Well, thank you Pearl for not being afraid to speak your mind. Hopefully someone will listen.

Tuesday's Starting Five

1. D.J. Augustin. The sophomore guard for Texas made his team the first Big 12 club to record a road win at Kansas State. He had 24 points, 5 assists and 4 steals, which were all team highs. Apparently, the guys playing behind Durant last year were pretty darn good.

2. DeShawn Stevenson. Fear the (other) beard. Stevenson notched a career-high in points (33) last night and hit the game-winner as the Wizards bested the Hornets at the buzzer.

3. The Detroit Pistons. The pay-attention tour stopped in Denver last night. Motown had three players go for twenty (Billups, Hamilon and Prince) as they beat the Nuggets. They’ve started their West Coast swing 2 and 0.

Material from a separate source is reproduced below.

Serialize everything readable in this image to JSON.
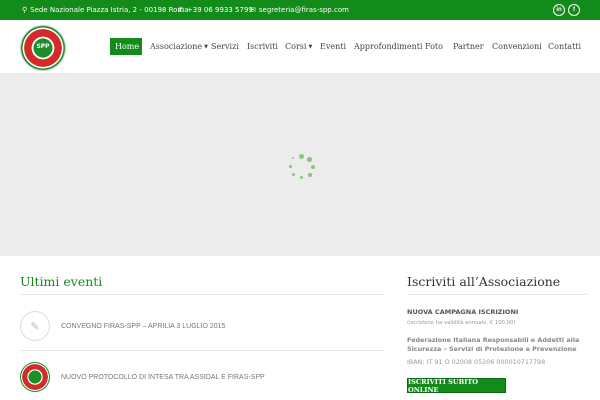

4. Earl Monroe. The Knicks and Bullets legend actually had some sensible and critical things to say about the Knicks yesterday. It’s nice to see one of the players/coaches who lived and died for this team back in the day finally step forward show some emotion about the dire straights the club is in.

5. Michael Beasley. Yeah, his team lost. But with 30 points and 15 rebounds he was still the story last night. Those numbers gave him his school-record-setting 11th 30-point game. He’s played in 27 collegiate games and he’s got 30+ in 11 of them.

Benched: Yao Ming. Just as his team (and this season the Rockets were his team as opposed to McGrady’s) was catching fire this happens. Diagnosed with a stress fracture in his left foot, Yao appears lost for the season. The West just lost one of the team’s that looked poised to turn the whole thing on its head. The Rockets had won 12 games in a row and are currently only three games behind the Lakers for first in the conference.